There are certain aspects of human nature that are predictable and usable by marketers. These behaviors occur whether we are aware of them or not. One of these is shopper/customer expectation behavior. When we tell a sales person what we expect, we are really telling them the minimum acceptable performance required for us to buy. In Six Sigma this becomes a critical to quality concern.
Whether you are in sales, Six Sigma or a relationship, knowing the expectations of the other party allows you to know the minimum level of performance expected. People who operate at or below this expected level are probably going to fail.
If you what to succeed in business and have quality relationships, exceeding expectations should be your goal. In life, we cannot always control our circumstances, but we can always control our effort.
What you expect from yourself becomes the maximum effort you will put forth.
A few years back, when the Orlando Magic played the Houston Rockets for the NBA championship, the series was a blow out. The Magic had a great season and talked consistently about “playing for the championship”. They accomplished that goal, which seemed to be the target of their season. The problem is that they played poorly in the championship series and were embarrassed by being swept. They met their expectations and could go no further.
This is another one of those unconscious behaviors mentioned above. When you set expectations for yourself, you have also set a target for your effort. This is why you should not set your expectations too low, or unreasonably high. Goal setting is a progressive thing. The healthy pattern is to set expectations that you know will change once you reach them. The satisfied person is also a stationary or static person. Becoming satisfied will stop your forward momentum.
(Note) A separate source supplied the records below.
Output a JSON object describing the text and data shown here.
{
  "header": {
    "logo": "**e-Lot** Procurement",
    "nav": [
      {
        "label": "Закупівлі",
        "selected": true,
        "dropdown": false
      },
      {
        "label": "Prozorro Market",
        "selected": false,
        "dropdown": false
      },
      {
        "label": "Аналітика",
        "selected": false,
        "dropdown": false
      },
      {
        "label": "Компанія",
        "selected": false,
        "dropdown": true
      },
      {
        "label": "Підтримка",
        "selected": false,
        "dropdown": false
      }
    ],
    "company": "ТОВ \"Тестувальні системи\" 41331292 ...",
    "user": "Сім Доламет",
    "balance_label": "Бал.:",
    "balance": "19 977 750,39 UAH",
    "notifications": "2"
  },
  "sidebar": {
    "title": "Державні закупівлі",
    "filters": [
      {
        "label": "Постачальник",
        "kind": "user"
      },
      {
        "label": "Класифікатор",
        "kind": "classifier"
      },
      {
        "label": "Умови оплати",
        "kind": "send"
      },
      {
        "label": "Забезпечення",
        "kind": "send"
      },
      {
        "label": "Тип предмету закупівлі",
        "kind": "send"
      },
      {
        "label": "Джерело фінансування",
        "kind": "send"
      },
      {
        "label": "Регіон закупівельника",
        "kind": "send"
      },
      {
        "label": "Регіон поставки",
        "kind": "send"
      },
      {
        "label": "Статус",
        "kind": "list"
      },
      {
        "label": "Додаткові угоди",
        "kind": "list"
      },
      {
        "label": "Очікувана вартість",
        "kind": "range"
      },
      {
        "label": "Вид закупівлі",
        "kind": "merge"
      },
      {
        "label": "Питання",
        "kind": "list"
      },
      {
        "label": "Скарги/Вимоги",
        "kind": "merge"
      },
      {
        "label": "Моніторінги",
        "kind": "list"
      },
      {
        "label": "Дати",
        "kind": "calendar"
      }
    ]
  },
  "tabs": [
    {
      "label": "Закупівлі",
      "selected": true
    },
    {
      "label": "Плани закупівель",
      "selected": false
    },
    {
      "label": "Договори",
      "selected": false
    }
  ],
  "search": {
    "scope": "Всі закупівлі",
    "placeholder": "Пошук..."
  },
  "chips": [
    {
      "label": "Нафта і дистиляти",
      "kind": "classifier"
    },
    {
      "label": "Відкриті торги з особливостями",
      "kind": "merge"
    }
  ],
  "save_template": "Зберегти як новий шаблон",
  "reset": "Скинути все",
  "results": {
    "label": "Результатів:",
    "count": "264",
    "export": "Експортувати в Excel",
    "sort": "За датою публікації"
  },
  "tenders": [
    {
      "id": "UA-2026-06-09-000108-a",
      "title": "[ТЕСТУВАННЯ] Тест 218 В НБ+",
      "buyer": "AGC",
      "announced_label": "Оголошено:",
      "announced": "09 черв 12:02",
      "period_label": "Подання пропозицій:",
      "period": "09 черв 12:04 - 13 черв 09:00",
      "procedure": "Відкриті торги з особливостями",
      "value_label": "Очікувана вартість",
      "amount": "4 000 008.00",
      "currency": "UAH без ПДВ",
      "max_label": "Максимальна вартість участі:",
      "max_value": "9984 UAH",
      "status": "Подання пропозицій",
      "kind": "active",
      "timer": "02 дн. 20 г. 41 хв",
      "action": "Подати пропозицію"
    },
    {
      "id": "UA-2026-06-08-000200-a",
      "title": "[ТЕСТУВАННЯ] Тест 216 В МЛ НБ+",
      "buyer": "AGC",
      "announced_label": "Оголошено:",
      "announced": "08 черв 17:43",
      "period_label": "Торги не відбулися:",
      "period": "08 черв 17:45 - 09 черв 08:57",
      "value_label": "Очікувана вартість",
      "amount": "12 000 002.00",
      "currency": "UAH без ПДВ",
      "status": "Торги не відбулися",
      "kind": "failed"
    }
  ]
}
Look at it from the good, better, best approach. If you believe that “good” is good enough, you are a minimalist and failure will plague you. If you think in the better category, that just makes you average, and though you have a somewhat higher probability of success, true excellence escapes you. When you think in the best category, you have the highest probability of success and excellence comes to define your efforts.
Interesting post Walt
I think it highlights what I dislike about benchmarking
If there is a benchmark organisation, that suggests that there is a level of performance that is “good enough”
And as you point out, “good enough” isn’t.
We have lost our nerve as a culture. Many businesses are looking for the easy way. Less effort, less expense. What we need is boldness. “Just how good can we get?” is a better question than “How can we protect what we are entitled to?”